Ließe sich zum einen objektiv feststellen, dass trotz formaler Einhaltung der in den Richtlinien 2000/78 und 2006/54 vorgesehenen Bedingungen der Zweck dieser Richtlinien nicht erreicht wurde, und zum anderen, dass Herr Kratzer eine Scheinbewerbung um eine Stelle mit dem wesentlichen Ziel eingereicht hat, nicht diese Stelle anzutreten, sondern sich auf den durch diese Richtlinien gewährten Schutz zu berufen, um einen ungerechtfertigten Vorteil zu erlangen - was zu prüfen Sache des vorlegende Gerichts ist -, wäre somit anzunehmen, dass sich Herr Kratzer missbräuchlich auf diesen Schutz beruft.

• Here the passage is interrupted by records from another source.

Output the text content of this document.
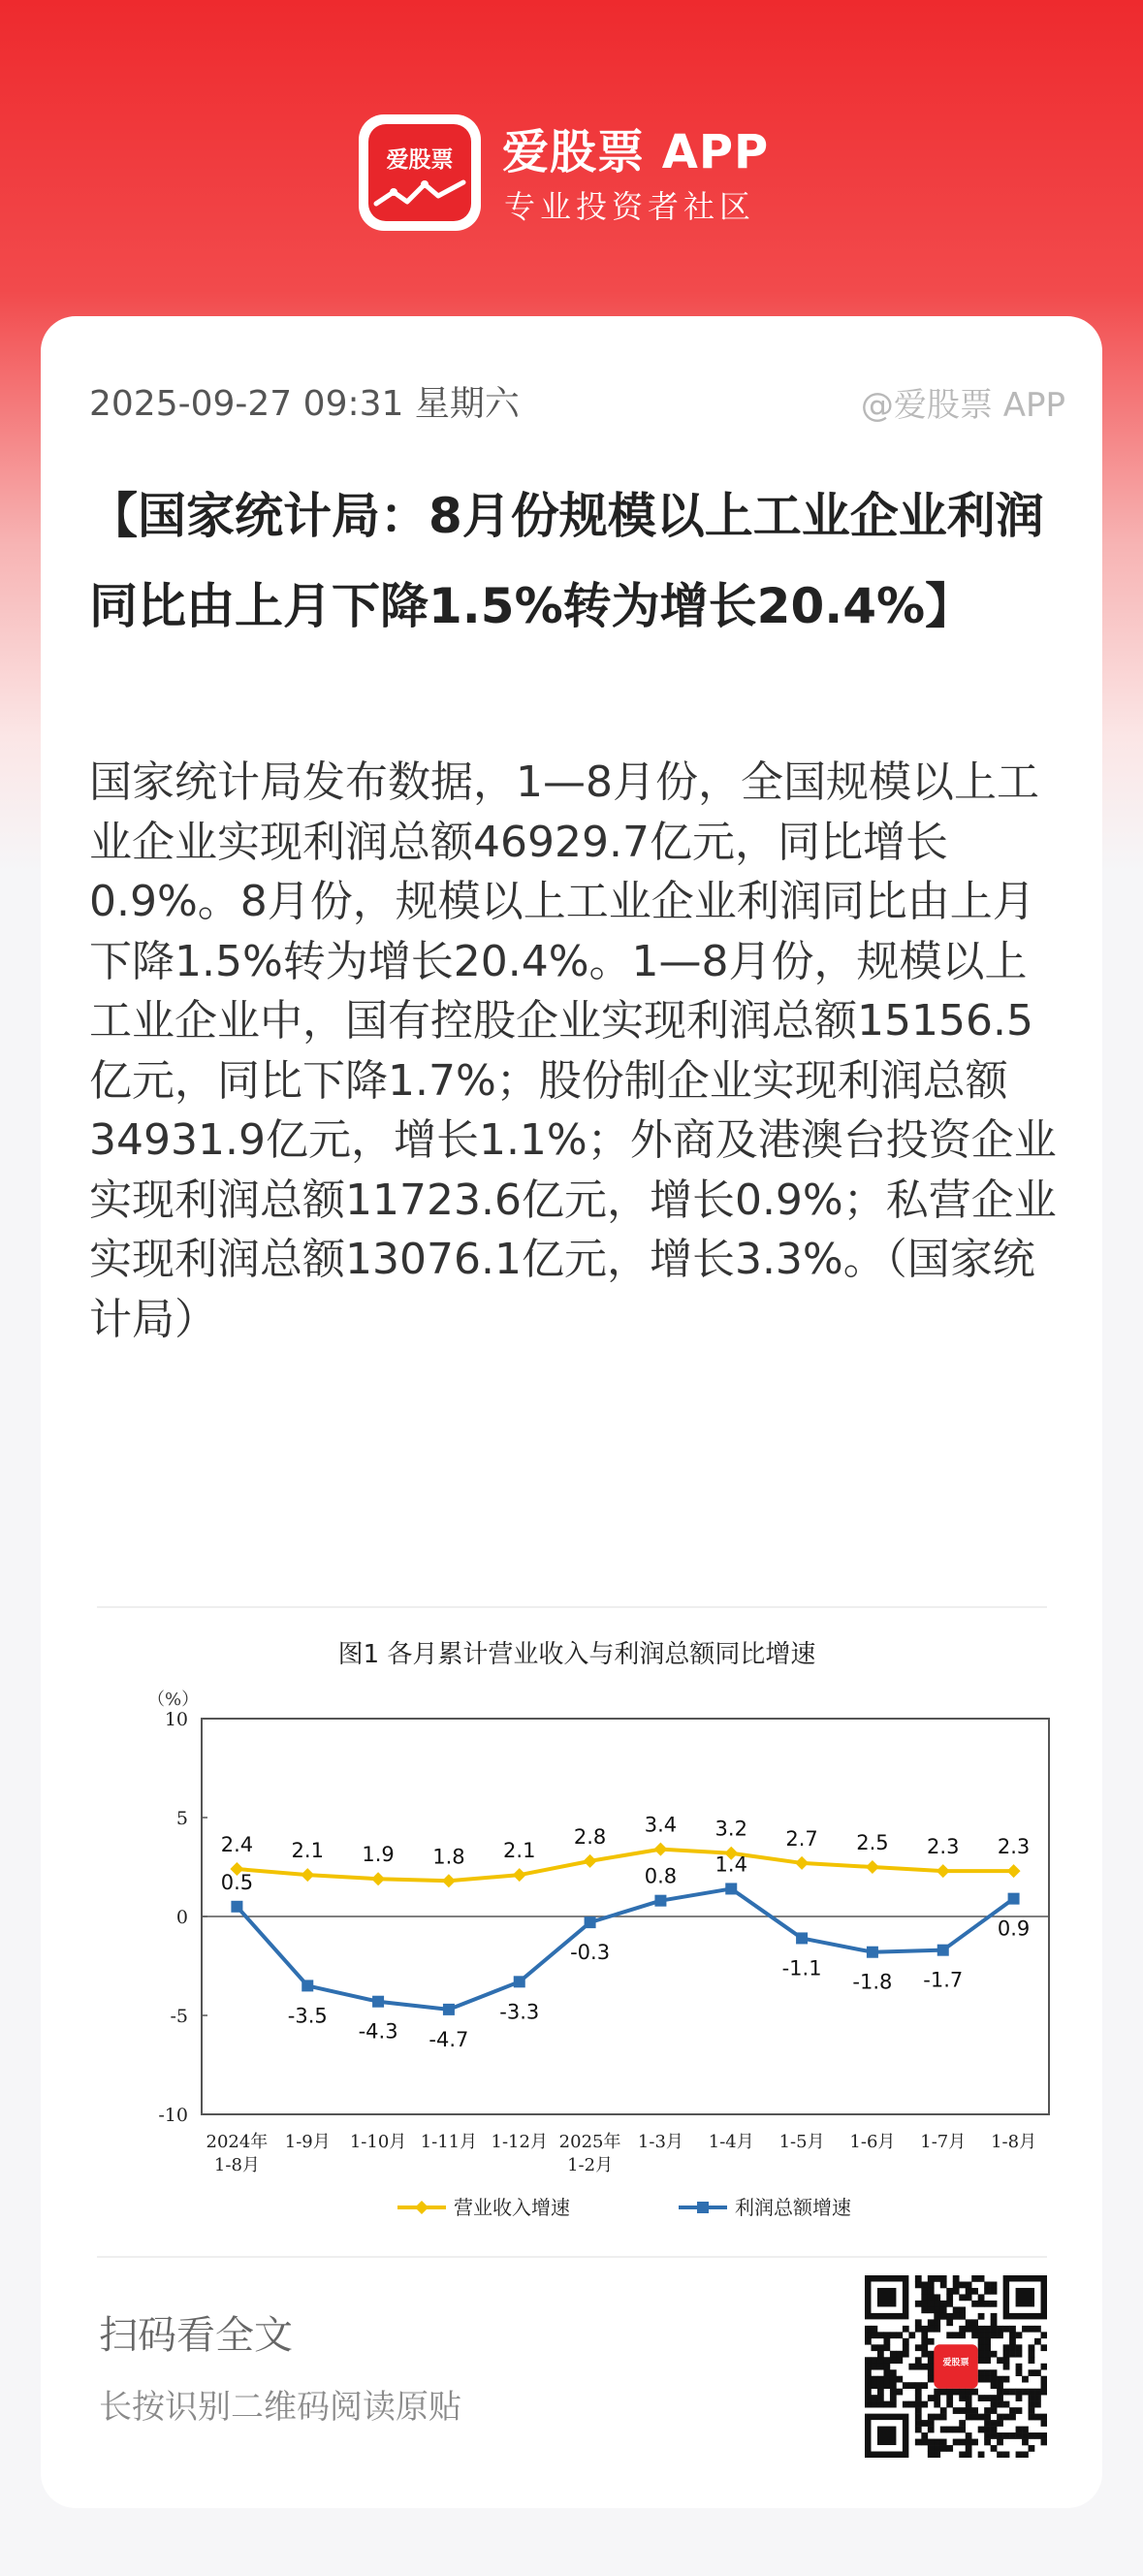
爱股票	爱股票 APP
专业投资者社区
2025-09-27 09:31 星期六	@爱股票 APP
【国家统计局：8月份规模以上工业企业利润同比由上月下降1.5%转为增长20.4%】
国家统计局发布数据，1—8月份，全国规模以上工业企业实现利润总额46929.7亿元，同比增长0.9%。8月份，规模以上工业企业利润同比由上月下降1.5%转为增长20.4%。1—8月份，规模以上工业企业中，国有控股企业实现利润总额15156.5亿元，同比下降1.7%；股份制企业实现利润总额34931.9亿元，增长1.1%；外商及港澳台投资企业实现利润总额11723.6亿元，增长0.9%；私营企业实现利润总额13076.1亿元，增长3.3%。（国家统计局）
图1 各月累计营业收入与利润总额同比增速
（%）
10
5
0
-5
-10
2024年
1-8月
1-9月 1-10月 1-11月 1-12月 2025年
1-2月
1-3月 1-4月 1-5月 1-6月 1-7月 1-8月
2.4 2.1 1.9 1.8 2.1
2.8
3.4 3.2 2.7 2.5 2.3 2.3
0.5
-3.5
-4.3 -4.7
-3.3
-0.3
0.8
1.4
-1.1
-1.8 -1.7
0.9
营业收入增速	利润总额增速
扫码看全文
长按识别二维码阅读原贴
爱股票
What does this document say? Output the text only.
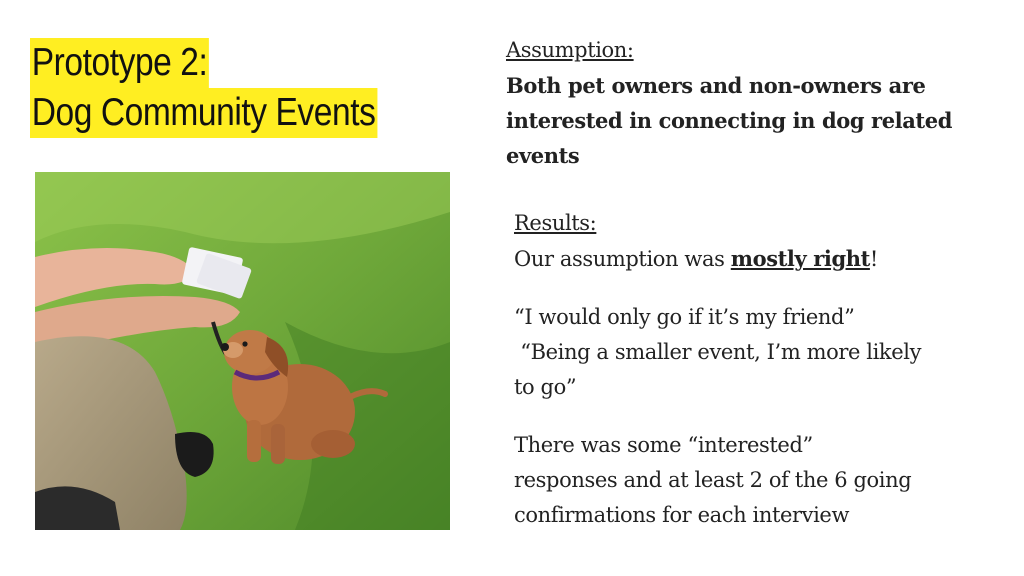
Prototype 2:
Dog Community Events
Assumption:
Both pet owners and non-owners are
interested in connecting in dog related
events
Results:
Our assumption was mostly right!
“I would only go if it’s my friend”
“Being a smaller event, I’m more likely
to go”
There was some “interested”
responses and at least 2 of the 6 going
confirmations for each interview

Unter diesen Umständen sind
Art. 3
Abs. 1 Buchst. a der Richtlinie 2000/78 und
Art. 14
Abs. 1 Buchst. a der Richtlinie 2006/54 dahin auszulegen, dass eine Situation, in der eine Person mit ihrer Stellenbewerbung nicht die betreffende Stelle erhalten, sondern nur den formalen Status als Bewerber erlangen möchte, und zwar mit dem alleinigen Ziel, eine Entschädigung geltend zu machen, nicht unter den Begriff "Zugang zur Beschäftigung oder zu abhängiger Erwerbstätigkeit" im Sinne dieser Bestimmungen fällt und, wenn die nach Unionsrecht erforderlichen Tatbestandsmerkmale vorliegen, als Rechtsmissbrauch bewertet werden kann.
Für die Parteien des Ausgangsverfahrens ist das Verfahren ein Zwischenstreit in dem bei dem vorlegenden Gericht anhängigen Rechtsstreit; die Kostenentscheidung ist daher Sache dieses Gerichts. Die Auslagen anderer Beteiligter für die Abgabe von Erklärungen vor dem Gerichtshof sind nicht erstattungsfähig.